Berg discovered that parrotlets have names by collecting thousands of the birds’ peeps, then converting them to spectrograms, which he subsequently analyzed for subtle similarities and differences via a specialized computer program. And how does a young parrotlet get his or her name? “We think their parents name them,” Berg said—which would make parrots the first animals, aside from humans, known to assign names to their offspring.
Parrotlets aren’t the only animals that have names (or to be scientifically accurate, signature contact calls). Scientists have discovered that dolphins, which are also vocal-learners, have these calls, although these seem to be innate; the mothers aren’t naming their calves. And some species of bats have names, which they include when singing, and in other social situations.
Bats sing, for the same reason birds do: to attract mates and to defend territories. They’re not negotiating or conversing, but their lovelorn ditties are plenty informative nonetheless. After analyzing 3,000 recordings of male European Pipistrellus nathusii bats, for instance, a team of Czech researchers reported that the songs always begin with a phrase (which the scientists termed motif A) announcing the bat’s species. Next comes the vocal signature (motifs B and C), information about the bat’s population (motif D), and an explanation about where to land (motif E).

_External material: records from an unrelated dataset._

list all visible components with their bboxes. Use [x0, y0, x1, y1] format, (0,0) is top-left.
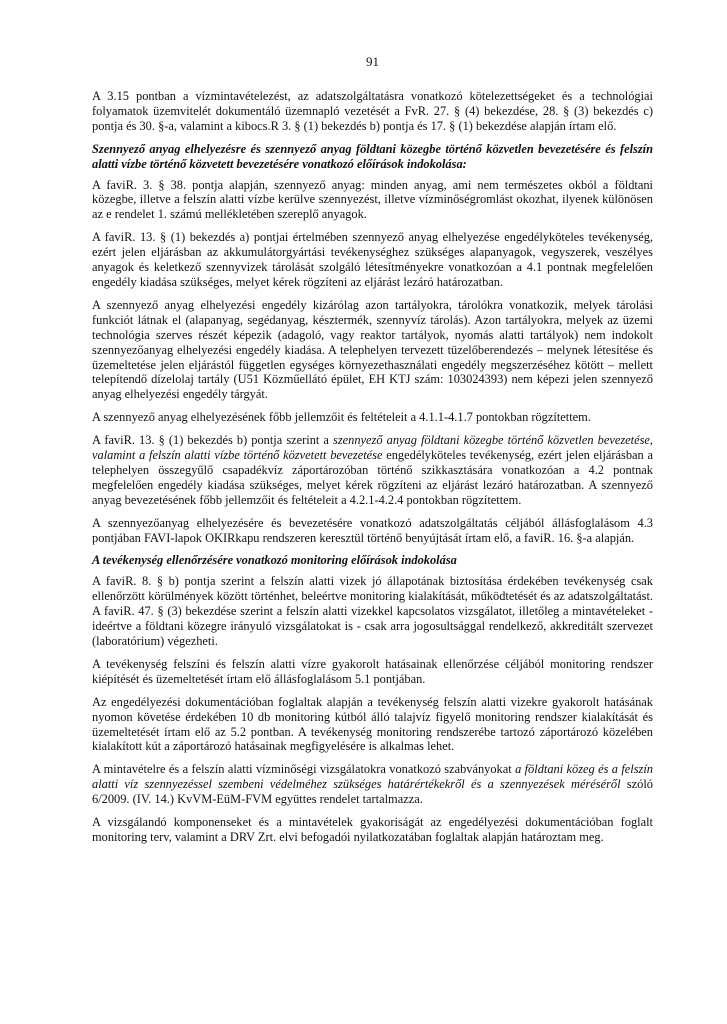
paragraph-sampling-standards: [92, 762, 653, 807]
paragraph-monitoring-legal: A faviR. 8. § b) pontja szerint a felszín alatti vizek jó állapotának biztosítása érdekében tevékenység csak ellenőrzött körülmények között történhet, beleértve monitoring kialakítását, működtetését és az adatszolgáltatást. A faviR. 47. § (3) bekezdése szerint a felszín alatti vizekkel kapcsolatos vizsgálatot, illetőleg a mintavételeket - ideértve a földtani közegre irányuló vizsgálatokat is - csak arra jogosultsággal rendelkező, akkreditált szervezet (laboratórium) végezheti.: [92, 574, 653, 648]
paragraph-intro: A 3.15 pontban a vízmintavételezést, az adatszolgáltatásra vonatkozó kötelezettségeket és a technológiai folyamatok üzemvitelét dokumentáló üzemnapló vezetését a FvR. 27. § (4) bekezdése, 28. § (3) bekezdés c) pontja és 30. §-a, valamint a kibocs.R 3. § (1) bekezdés b) pontja és 17. § (1) bekezdése alapján írtam elő.: [92, 89, 653, 133]
paragraph-data-reporting: A szennyezőanyag elhelyezésére és bevezetésére vonatkozó adatszolgáltatás céljából állásfoglalásom 4.3 pontjában FAVI-lapok OKIRkapu rendszeren keresztül történő benyújtását írtam elő, a faviR. 16. §-a alapján.: [92, 515, 653, 545]
emphasis-run: szennyező anyag földtani közegbe történő közvetlen bevezetése, valamint a felszín alatti vízbe történő közvetett bevezetése: [92, 433, 653, 463]
page-number: 91: [366, 54, 379, 69]
paragraph-monitoring-system: A tevékenység felszíni és felszín alatti vízre gyakorolt hatásainak ellenőrzése céljából monitoring rendszer kiépítését és üzemeltetését írtam elő állásfoglalásom 5.1 pontjában.: [92, 656, 653, 686]
section-heading-pollutant: Szennyező anyag elhelyezésre és szennyező anyag földtani közegbe történő közvetlen bevezetésére és felszín alatti vízbe történő közvetett bevezetésére vonatkozó előírások indokolása:: [92, 141, 653, 171]
text-run: A faviR. 13. § (1) bekezdés b) pontja szerint a: [92, 433, 333, 448]
paragraph-pollutant-definition: A faviR. 3. § 38. pontja alapján, szennyező anyag: minden anyag, ami nem természetes okból a földtani közegbe, illetve a felszín alatti vízbe kerülve szennyezést, illetve vízminőségromlást okozhat, ilyenek különösen az e rendelet 1. számú mellékletében szereplő anyagok.: [92, 177, 653, 222]
paragraph-tank-scope: A szennyező anyag elhelyezési engedély kizárólag azon tartályokra, tárolókra vonatkozik, melyek tárolási funkciót látnak el (alapanyag, segédanyag, késztermék, szennyvíz tárolás). Azon tartályokra, melyek az üzemi technológia szerves részét képezik (adagoló, vagy reaktor tartályok, nyomás alatti tartályok) nem indokolt szennyezőanyag elhelyezési engedély kiadása. A telephelyen tervezett tüzelőberendezés – melynek létesítése és üzemeltetése jelen eljárástól független egységes környezethasználati engedély megszerzéséhez kötött – mellett telepítendő dízelolaj tartály (U51 Közműellátó épület, EH KTJ szám: 103024393) nem képezi jelen szennyező anyag elhelyezési engedély tárgyát.: [92, 297, 653, 402]
emphasis-run: a földtani közeg és a felszín alatti víz szennyezéssel szembeni védelméhez szükséges határértékekről és a szennyezések méréséről: [92, 762, 653, 792]
paragraph-permit-placement: A faviR. 13. § (1) bekezdés a) pontjai értelmében szennyező anyag elhelyezése engedélyköteles tevékenység, ezért jelen eljárásban az akkumulátorgyártási tevékenységhez szükséges alapanyagok, vegyszerek, veszélyes anyagok és keletkező szennyvizek tárolását szolgáló létesítményekre vonatkozóan a 4.1 pontnak megfelelően engedély kiadása szükséges, melyet kérek rögzíteni az eljárást lezáró határozatban.: [92, 230, 653, 289]
section-heading-monitoring: A tevékenység ellenőrzésére vonatkozó monitoring előírások indokolása: [92, 553, 457, 568]
text-run: szóló 6/2009. (IV. 14.) KvVM-EüM-FVM együttes rendelet tartalmazza.: [92, 777, 653, 807]
text-run: engedélyköteles tevékenység, ezért jelen eljárásban a telephelyen összegyűlő csapadékvíz záportározóban történő szikkasztására vonatkozóan a 4.2 pontnak megfelelően engedély kiadása szükséges, melyet kérek rögzíteni az eljárást lezáró határozatban. A szennyező anyag bevezetésének főbb jellemzőit és feltételeit a 4.2.1-4.2.4 pontokban rögzítettem.: [92, 448, 653, 507]
paragraph-components: A vizsgálandó komponenseket és a mintavételek gyakoriságát az engedélyezési dokumentációban foglalt monitoring terv, valamint a DRV Zrt. elvi befogadói nyilatkozatában foglaltak alapján határoztam meg.: [92, 815, 653, 844]
paragraph-discharge-permit: [92, 433, 653, 508]
text-run: A mintavételre és a felszín alatti vízminőségi vizsgálatokra vonatkozó szabványokat: [92, 762, 516, 777]
paragraph-monitoring-wells: Az engedélyezési dokumentációban foglaltak alapján a tevékenység felszín alatti vizekre gyakorolt hatásának nyomon követése érdekében 10 db monitoring kútból álló talajvíz figyelő monitoring rendszer kialakítását és üzemeltetését írtam elő az 5.2 pontban. A tevékenység monitoring rendszerébe tartozó záportározó közelében kialakított kút a záportározó hatásainak megfigyelésére is alkalmas lehet.: [92, 694, 653, 754]
paragraph-placement-conditions: A szennyező anyag elhelyezésének főbb jellemzőit és feltételeit a 4.1.1-4.1.7 pontokban rögzítettem.: [92, 410, 591, 425]
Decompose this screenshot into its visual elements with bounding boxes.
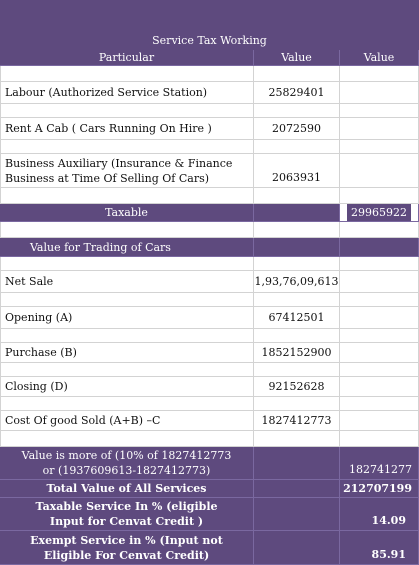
cell[interactable] <box>254 531 340 565</box>
blank-row <box>0 329 419 343</box>
cell[interactable] <box>254 447 340 480</box>
summary-row <box>0 447 419 480</box>
cell[interactable] <box>0 363 254 377</box>
table-row <box>0 307 419 329</box>
cell[interactable] <box>340 271 419 293</box>
trading-label[interactable]: Net Sale <box>0 271 254 293</box>
cell[interactable] <box>340 397 419 411</box>
cell[interactable] <box>340 329 419 343</box>
cell[interactable] <box>254 238 340 257</box>
blank-row <box>0 397 419 411</box>
cell[interactable] <box>340 411 419 431</box>
cell[interactable] <box>340 82 419 104</box>
cell[interactable] <box>254 222 340 238</box>
summary-row <box>0 480 419 498</box>
blank-row <box>0 188 419 204</box>
trading-value[interactable]: 1,93,76,09,613 <box>254 271 340 293</box>
cell[interactable] <box>254 363 340 377</box>
trading-label[interactable]: Opening (A) <box>0 307 254 329</box>
cell[interactable] <box>340 307 419 329</box>
cell[interactable] <box>340 154 419 188</box>
table-row <box>0 118 419 140</box>
cell[interactable] <box>340 188 419 204</box>
table-row <box>0 343 419 363</box>
header-row <box>0 50 419 66</box>
trading-label[interactable]: Cost Of good Sold (A+B) –C <box>0 411 254 431</box>
header-particular: Particular <box>0 50 254 66</box>
cell[interactable] <box>254 140 340 154</box>
trading-label[interactable]: Closing (D) <box>0 377 254 397</box>
cell[interactable] <box>254 204 340 222</box>
cell[interactable] <box>340 238 419 257</box>
cell[interactable] <box>340 431 419 447</box>
cell[interactable] <box>0 293 254 307</box>
summary-row <box>0 531 419 565</box>
cell[interactable] <box>340 66 419 82</box>
trading-value[interactable]: 1827412773 <box>254 411 340 431</box>
trading-header-row <box>0 238 419 257</box>
cell[interactable] <box>254 293 340 307</box>
summary-label[interactable]: Value is more of (10% of 1827412773 or (1937609613-1827412773) <box>0 447 254 480</box>
table-row <box>0 154 419 188</box>
item-label[interactable]: Labour (Authorized Service Station) <box>0 82 254 104</box>
item-value[interactable]: 25829401 <box>254 82 340 104</box>
blank-row <box>0 104 419 118</box>
taxable-value: 29965922 <box>347 204 411 221</box>
item-label[interactable]: Rent A Cab ( Cars Running On Hire ) <box>0 118 254 140</box>
table-row <box>0 82 419 104</box>
item-value[interactable]: 2063931 <box>254 154 340 188</box>
trading-value[interactable]: 67412501 <box>254 307 340 329</box>
header-value-2: Value <box>340 50 419 66</box>
item-label[interactable]: Business Auxiliary (Insurance & Finance Business at Time Of Selling Of Cars) <box>0 154 254 188</box>
cell[interactable] <box>0 104 254 118</box>
cell[interactable] <box>0 329 254 343</box>
summary-label[interactable]: Taxable Service In % (eligible Input for Cenvat Credit ) <box>0 498 254 531</box>
cell[interactable] <box>254 257 340 271</box>
cell[interactable] <box>340 140 419 154</box>
blank-row <box>0 257 419 271</box>
cell[interactable] <box>340 257 419 271</box>
cell[interactable] <box>0 66 254 82</box>
cell[interactable] <box>340 343 419 363</box>
summary-value[interactable]: 85.91 <box>340 531 419 565</box>
taxable-value-box[interactable] <box>340 204 419 222</box>
cell[interactable] <box>0 140 254 154</box>
summary-value[interactable]: 212707199 <box>340 480 419 498</box>
cell[interactable] <box>254 498 340 531</box>
cell[interactable] <box>254 431 340 447</box>
blank-row <box>0 66 419 82</box>
taxable-label[interactable]: Taxable <box>0 204 254 222</box>
cell[interactable] <box>340 104 419 118</box>
cell[interactable] <box>0 188 254 204</box>
blank-row <box>0 222 419 238</box>
header-value: Value <box>254 50 340 66</box>
trading-value[interactable]: 92152628 <box>254 377 340 397</box>
cell[interactable] <box>340 293 419 307</box>
cell[interactable] <box>0 397 254 411</box>
cell[interactable] <box>340 377 419 397</box>
blank-row <box>0 431 419 447</box>
cell[interactable] <box>340 363 419 377</box>
cell[interactable] <box>254 329 340 343</box>
summary-value[interactable]: 14.09 <box>340 498 419 531</box>
cell[interactable] <box>0 431 254 447</box>
cell[interactable] <box>254 480 340 498</box>
item-value[interactable]: 2072590 <box>254 118 340 140</box>
blank-row <box>0 363 419 377</box>
summary-label[interactable]: Total Value of All Services <box>0 480 254 498</box>
trading-label[interactable]: Purchase (B) <box>0 343 254 363</box>
trading-value[interactable]: 1852152900 <box>254 343 340 363</box>
taxable-row <box>0 204 419 222</box>
summary-label[interactable]: Exempt Service in % (Input not Eligible For Cenvat Credit) <box>0 531 254 565</box>
blank-row <box>0 293 419 307</box>
trading-header[interactable]: Value for Trading of Cars <box>0 238 254 257</box>
cell[interactable] <box>254 188 340 204</box>
table-row <box>0 411 419 431</box>
summary-row <box>0 498 419 531</box>
cell[interactable] <box>254 66 340 82</box>
table-row <box>0 377 419 397</box>
cell[interactable] <box>340 118 419 140</box>
table-row <box>0 271 419 293</box>
cell[interactable] <box>254 397 340 411</box>
blank-row <box>0 140 419 154</box>
sheet-title: Service Tax Working <box>152 34 267 47</box>
cell[interactable] <box>0 222 254 238</box>
cell[interactable] <box>340 222 419 238</box>
summary-value[interactable]: 182741277 <box>340 447 419 480</box>
cell[interactable] <box>254 104 340 118</box>
cell[interactable] <box>0 257 254 271</box>
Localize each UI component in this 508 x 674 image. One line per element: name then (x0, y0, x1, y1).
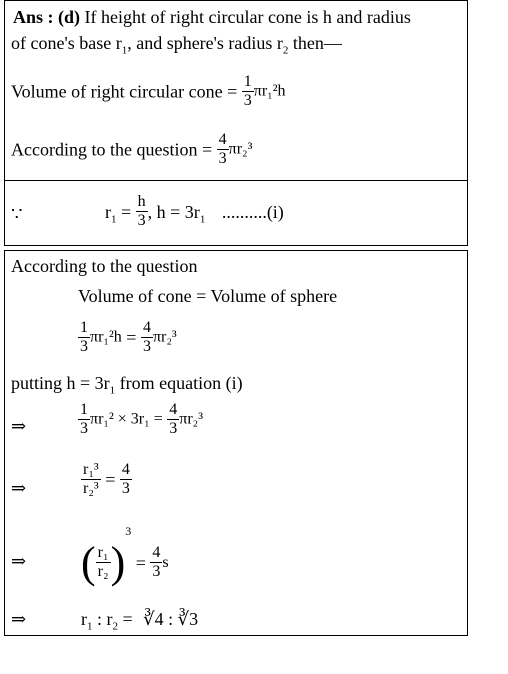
given-box (4, 180, 468, 246)
implies-icon: ⇒ (11, 551, 27, 571)
sphere-volume-line: According to the question = $\frac{4}{3}$ πr₂³ (11, 131, 253, 167)
equation-3: $\frac{\text{r₁³}}{\text{r₂³}}$ = $\frac{4}{3}$ (83, 461, 130, 497)
equation-ref: ..........(i) (221, 201, 284, 222)
putting-line: putting $h = 3r_1$ from equation (i) (11, 373, 243, 397)
intro-box (4, 0, 468, 181)
cone-volume-line: Volume of right circular cone = $\frac{1}{3}$ πr₁²h (11, 73, 286, 109)
implies-icon: ⇒ (11, 609, 27, 629)
solution-heading: According to the question (11, 256, 198, 276)
intro-line-2: of cone's base $r_1$, and sphere's radius $r_2$ then— (11, 33, 342, 57)
answer-label: Ans : (d) (13, 7, 81, 27)
fraction-four-thirds: $\frac{4}{3}$ (218, 131, 227, 167)
radius-relation: $r_1$ = $\frac{h}{3}$ , $h = 3r_1$ ..........(i) (105, 193, 284, 229)
sphere-formula: πr₂³ (228, 140, 253, 158)
equation-4: ( $\frac{\text{r₁}}{\text{r₂}}$ )$^3$ = $\frac{4}{3}$ s (81, 524, 169, 587)
solution-box (4, 250, 468, 636)
fraction-h-over-3: $\frac{h}{3}$ (137, 193, 146, 229)
equation-1: $\frac{1}{3}$ πr₁²h = $\frac{4}{3}$ πr₂³ (80, 319, 177, 355)
cone-formula: πr₁²h (253, 82, 286, 100)
equation-2: $\frac{1}{3}$ πr₁² × 3r₁ = $\frac{4}{3}$ πr₂³ (80, 401, 204, 437)
because-icon: ∵ (11, 204, 23, 224)
implies-icon: ⇒ (11, 416, 27, 436)
equality-statement: Volume of cone = Volume of sphere (78, 286, 338, 306)
fraction-one-third: $\frac{1}{3}$ (243, 73, 252, 109)
intro-line-1: Ans : (d) If height of right circular cone is h and radius (13, 7, 411, 27)
implies-icon: ⇒ (11, 478, 27, 498)
final-ratio: $r_1$ : $r_2$ = ∛4 : ∛3 (81, 609, 199, 633)
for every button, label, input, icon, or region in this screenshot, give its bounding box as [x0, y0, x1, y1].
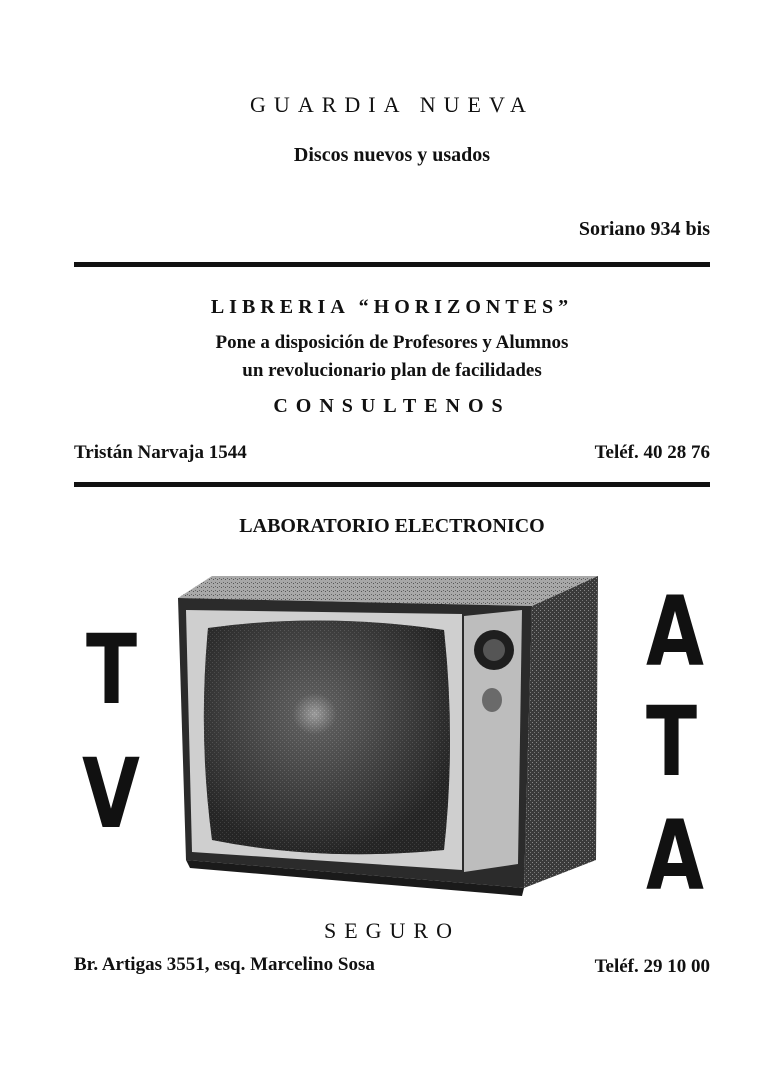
libreria-title: LIBRERIA “HORIZONTES”	[210, 296, 574, 318]
laboratorio-phone: Teléf. 29 10 00	[594, 956, 710, 977]
letter-a-right-1: A	[646, 576, 704, 688]
libreria-address: Tristán Narvaja 1544	[74, 442, 247, 463]
letter-a-right-2: A	[646, 800, 704, 912]
letter-t-left: T	[86, 614, 138, 726]
seguro-slogan: SEGURO	[323, 918, 460, 943]
television-set-illustration	[172, 570, 602, 900]
libreria-phone: Teléf. 40 28 76	[594, 442, 710, 463]
laboratorio-title: LABORATORIO ELECTRONICO	[239, 515, 545, 537]
guardia-nueva-title: GUARDIA NUEVA	[250, 92, 534, 117]
divider-2	[74, 482, 710, 487]
guardia-nueva-address: Soriano 934 bis	[578, 218, 710, 240]
guardia-nueva-subtitle: Discos nuevos y usados	[293, 144, 491, 166]
libreria-line-2: un revolucionario plan de facilidades	[242, 360, 542, 381]
libreria-line-1: Pone a disposición de Profesores y Alumnos	[215, 332, 569, 353]
letter-v-left: V	[82, 738, 140, 850]
letter-t-right: T	[646, 686, 698, 798]
libreria-consultenos: CONSULTENOS	[273, 395, 511, 417]
laboratorio-address: Br. Artigas 3551, esq. Marcelino Sosa	[74, 954, 375, 975]
divider-1	[74, 262, 710, 267]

“Hence, translated into human words, the message ‘ABCED’ could be approximately: (A) ‘Pay attention: I am a P.nathusii, (B,C) specifically male 17b, (E) land here, (D) we share a common social identity and common communication pool,’” the researchers wrote in their report.
Bohn suspects that the tunes of her bats at Uxmal convey the same type of information. “The guys are competing for females with their songs,” she says, “so they can’t afford to stop singing.” She doesn’t yet know what the females listen for in the voice of a N.laticaudatus, but expects that something in a male’s intonation or his song’s beat gives her clues about his suitability as a mate.
But her focus is on another question: Are these bats long-term vocal learners, as are humans and some species of birds, such as parrots? “If they are,” she explains, “then they might be a good model for studying the origins of human speech”—which would make bats the first mammal ever used for such research.
Bohn had earlier recorded some of the bats’ songs, and digitally altered these so that they sounded like the refrains of different bats—strangers. At the wall, she attaches a pair of microphones and a single speaker to a tripod, and points the equipment at the fissure, where the bats sing. Pushing a button on her laptop, she broadcasts the remixed bat songs to the tiny troubadours, who respond with even louder twitters, trills, and buzzes. Bohn watches their responses as they’re converted into sonograms that stream across her laptop’s screen like seismic pulses. These are territorial buzzes and contact calls, Bohn explains. “They know there’s an intruder.” She’s silent for a moment, and then beams. “Yes! One of the guys is trying to match the intruder’s call. He doesn’t have it exactly right, but he’s close—he’s so close, and it’s hard.”
But there it was: the first bit of evidence that bats are life-long vocal learners. Just like us.